On objective assessment she showed near full range of movement but it was just very painful. We went through all the usual tests for the hip and screened the joints above and below, but still found nothing too out of the ordinary that would be causing such pain. When we suggested that her pain was possibly of visceral origin as her symptoms are so closely linked with her menstrual cycle, she said we must have missed something as her doctor would not have referred her to a physio if we could not help.

My supervisor suggested a ‘working diagnosis’ of posterior capsule tightness however feels this is unlikely. I tried a caudad/lateral glide with a bit of distraction to try and open up her hip joint however this nearly brought on tears. We saw the patient every week for a month and her pain is definitely consistent with her menstrual cycle. I suppose this is the first real patient that I have had with such obvious yellow flags and whilst she does have some evidence of very minor musculoskeletal problems it is very unlikely that this is causing her extreme pain. Treating this patient has given me experience in regard to when it’s indicated to refer a patient back to their doctor for further investigations. Just because the doctor referred them for physio does not mean its necessarily indicated and it has made me more confident in knowing when to refer a patient on to someone with more experience/knowledge.

Saturday, August 2, 2008

Patient with withdrawal symptoms?

I saw a patient who came in with exacerbation of COPD with my supervisor. On reading patient's notes, we got the impression that it might not be an easy patient in terms of compliance with physio and because patient was still smoking, supervisor mentioned that patient might be feeling cranky because of the inability to smoke. Moreover, I had approached patient in the morning to ask if I could see her with my supervisor. Patient's reply was short saying that we could but she will not be getting up for walks. Patient was known to the team and staff have not had an easy time with her. Nevertheless, we still headed in and surprisingly managed to have a very successful subjective and objective assessment with her. We were even able to get her to ambulate for quite a distance!

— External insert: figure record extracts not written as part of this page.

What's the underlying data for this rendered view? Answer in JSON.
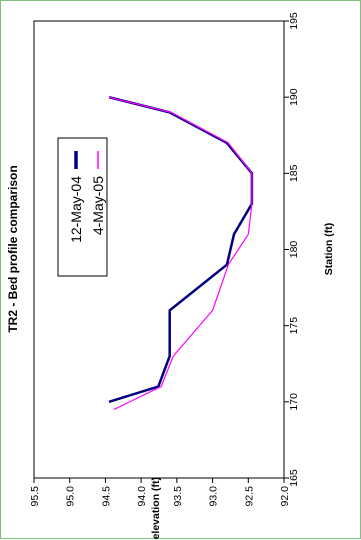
{
  "chart_data": {
    "type": "line",
    "title": "TR2 - Bed profile comparison",
    "xlabel": "Station (ft)",
    "ylabel": "bed elevation (ft)",
    "xlim": [
      165,
      195
    ],
    "ylim": [
      92.0,
      95.5
    ],
    "x_ticks": [
      "165",
      "170",
      "175",
      "180",
      "185",
      "190",
      "195"
    ],
    "y_ticks": [
      "92.0",
      "92.5",
      "93.0",
      "93.5",
      "94.0",
      "94.5",
      "95.0",
      "95.5"
    ],
    "orientation": "rotated-90-clockwise",
    "legend_position": "upper-left, inside plot",
    "grid": false,
    "series": [
      {
        "name": "12-May-04",
        "color": "#000080",
        "points": [
          [
            170,
            94.45
          ],
          [
            171,
            93.76
          ],
          [
            173,
            93.6
          ],
          [
            176,
            93.6
          ],
          [
            179,
            92.8
          ],
          [
            181,
            92.7
          ],
          [
            183,
            92.45
          ],
          [
            185,
            92.45
          ],
          [
            187,
            92.8
          ],
          [
            189,
            93.6
          ],
          [
            190,
            94.45
          ]
        ]
      },
      {
        "name": "4-May-05",
        "color": "#ff00ff",
        "points": [
          [
            169.5,
            94.38
          ],
          [
            171,
            93.72
          ],
          [
            173,
            93.55
          ],
          [
            176,
            93.0
          ],
          [
            179,
            92.78
          ],
          [
            181,
            92.5
          ],
          [
            183,
            92.45
          ],
          [
            185,
            92.45
          ],
          [
            187,
            92.78
          ],
          [
            189,
            93.58
          ],
          [
            190,
            94.45
          ]
        ]
      }
    ]
  }
}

The next day however, patient was the total opposite. The smiley patient of yesterday had become grumpy. She was not willing to even sit out of bed. I tried selling the benefits and persuading her to do so. Suddenly, patient bolted out of bed and sat at the edge and loudly snapped saying she'll do it if that's what I want even though she's hates it. I calmly assured her that I acknowledged her discomfort and that I would not push her further than sitting out of bed for a while. I also mentioned that I will leave her alone for now and come back later in the afternoon to see if she's up for a walk just because it is really important for her. Patient then soften her stance and said alright in a extremely nice tone (in comparison to when she snapped)

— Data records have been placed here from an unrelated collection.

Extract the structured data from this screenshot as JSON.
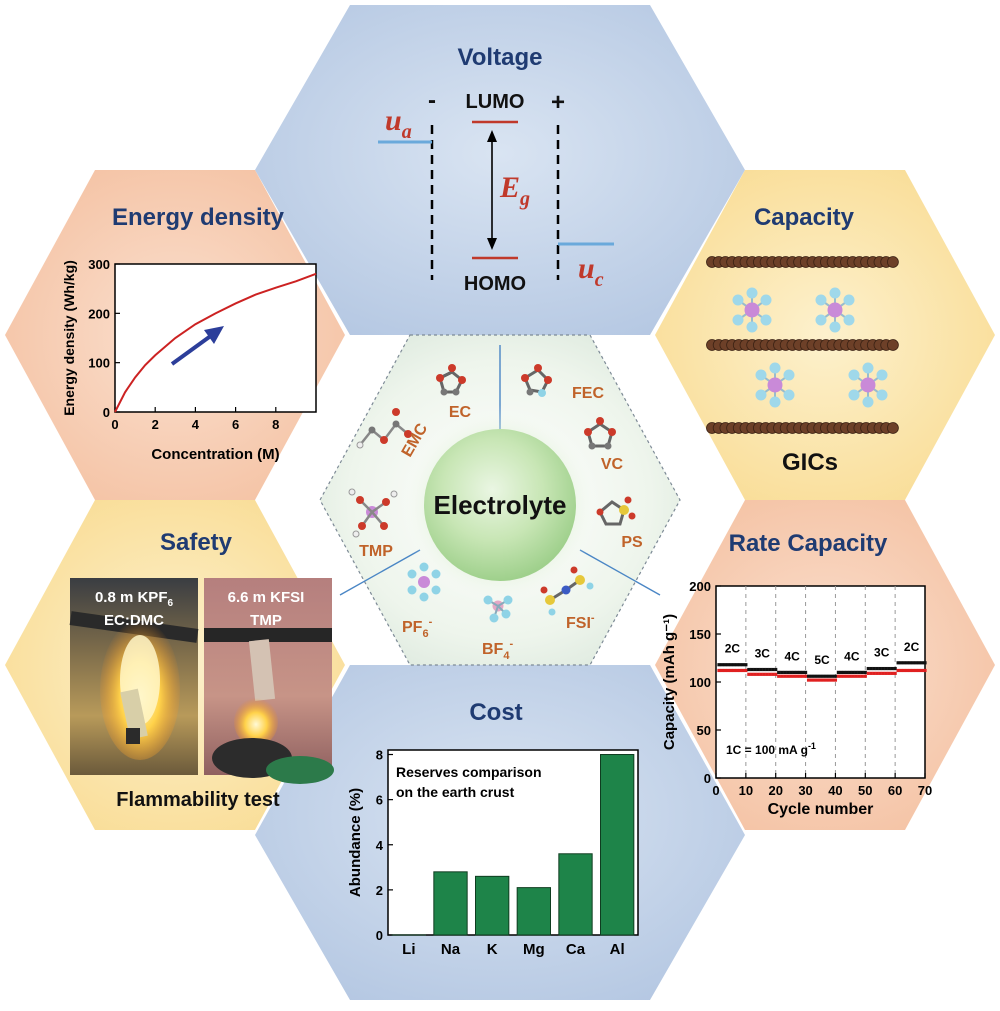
{
  "center": {
    "label": "Electrolyte"
  },
  "molecules": {
    "ec": "EC",
    "fec": "FEC",
    "vc": "VC",
    "ps": "PS",
    "fsi": "FSI",
    "fsi_sup": "-",
    "bf4_base": "BF",
    "bf4_sub": "4",
    "bf4_sup": "-",
    "pf6_base": "PF",
    "pf6_sub": "6",
    "pf6_sup": "-",
    "tmp": "TMP",
    "emc": "EMC"
  },
  "voltage": {
    "title": "Voltage",
    "minus": "-",
    "plus": "+",
    "lumo": "LUMO",
    "homo": "HOMO",
    "ua": "u",
    "ua_sub": "a",
    "uc": "u",
    "uc_sub": "c",
    "eg": "E",
    "eg_sub": "g"
  },
  "energy": {
    "title": "Energy density"
  },
  "capacity": {
    "title": "Capacity",
    "caption": "GICs"
  },
  "safety": {
    "title": "Safety",
    "photo1_line1": "0.8 m KPF",
    "photo1_line1_sub": "6",
    "photo1_line2": "EC:DMC",
    "photo2_line1": "6.6 m KFSI",
    "photo2_line2": "TMP",
    "caption": "Flammability test"
  },
  "rate": {
    "title": "Rate Capacity"
  },
  "cost": {
    "title": "Cost"
  },
  "colors": {
    "blue_hex": "#c4d3e8",
    "peach_hex": "#f6cbb1",
    "yellow_hex": "#fbe4a6",
    "title_blue": "#1f3b72",
    "red_curve": "#cc2222",
    "arrow_blue": "#2c3e9a",
    "bar_green": "#1e8449",
    "electrode_blue": "#6aa9db",
    "level_red": "#c0392b"
  },
  "chart_data": [
    {
      "type": "line",
      "name": "energy-density",
      "xlabel": "Concentration (M)",
      "ylabel": "Energy density (Wh/kg)",
      "xlim": [
        0,
        10
      ],
      "ylim": [
        0,
        300
      ],
      "xticks": [
        0,
        2,
        4,
        6,
        8
      ],
      "yticks": [
        0,
        100,
        200,
        300
      ],
      "x": [
        0,
        0.5,
        1,
        1.5,
        2,
        3,
        4,
        5,
        6,
        7,
        8,
        9,
        10
      ],
      "y": [
        0,
        40,
        70,
        95,
        115,
        150,
        178,
        200,
        220,
        238,
        252,
        265,
        280
      ]
    },
    {
      "type": "scatter",
      "name": "rate-capacity",
      "xlabel": "Cycle number",
      "ylabel": "Capacity (mAh g⁻¹)",
      "xlim": [
        0,
        70
      ],
      "ylim": [
        0,
        200
      ],
      "xticks": [
        0,
        10,
        20,
        30,
        40,
        50,
        60,
        70
      ],
      "yticks": [
        0,
        50,
        100,
        150,
        200
      ],
      "annotation": "1C = 100 mA g",
      "annotation_sup": "-1",
      "segments": [
        {
          "label": "2C",
          "start": 1,
          "end": 10,
          "black": 118,
          "red": 112
        },
        {
          "label": "3C",
          "start": 11,
          "end": 20,
          "black": 113,
          "red": 108
        },
        {
          "label": "4C",
          "start": 21,
          "end": 30,
          "black": 110,
          "red": 106
        },
        {
          "label": "5C",
          "start": 31,
          "end": 40,
          "black": 106,
          "red": 102
        },
        {
          "label": "4C",
          "start": 41,
          "end": 50,
          "black": 110,
          "red": 106
        },
        {
          "label": "3C",
          "start": 51,
          "end": 60,
          "black": 114,
          "red": 109
        },
        {
          "label": "2C",
          "start": 61,
          "end": 70,
          "black": 120,
          "red": 112
        }
      ]
    },
    {
      "type": "bar",
      "name": "cost-abundance",
      "title": "Reserves comparison on the earth crust",
      "title_lines": [
        "Reserves comparison",
        "on the earth crust"
      ],
      "ylabel": "Abundance (%)",
      "ylim": [
        0,
        8.2
      ],
      "yticks": [
        0,
        2,
        4,
        6,
        8
      ],
      "categories": [
        "Li",
        "Na",
        "K",
        "Mg",
        "Ca",
        "Al"
      ],
      "values": [
        0.002,
        2.8,
        2.6,
        2.1,
        3.6,
        8.0
      ]
    }
  ]
}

Later that afternoon, I came back and patient smiled on seeing me saying that she is ready for a walk but the doctors were just going to see her. I said that I would take her on a walk after the doctors have seen her. The doctors took a fairly long time with the patients and it had long been past my knock off time. My supervisor suggested that I do it the next day, however I felt it was now more to do with patient's trust than the benefits of the treatment.

That decision paid off as we had a very collaborative treatment plan thereafter. Patient and I decided that late afternoons were the best times for me to see her as she feels much better at that time of the day as compared to the mornings. I did not have any problems with that patient thereafter. In fact one day when I was off in the afternoon, patient gladly agreed to have her treatment in the morning instead.

I learnt from this experience that it is important to also listen to what the patient wants. A collaborative effort will definitely reap more results than a one way traffic treatment. It gives patients a sense of control and autonomy over their treatment and recovery. This is definitely a valuable experience as I will not be startled when I get shouted at by the patient in future.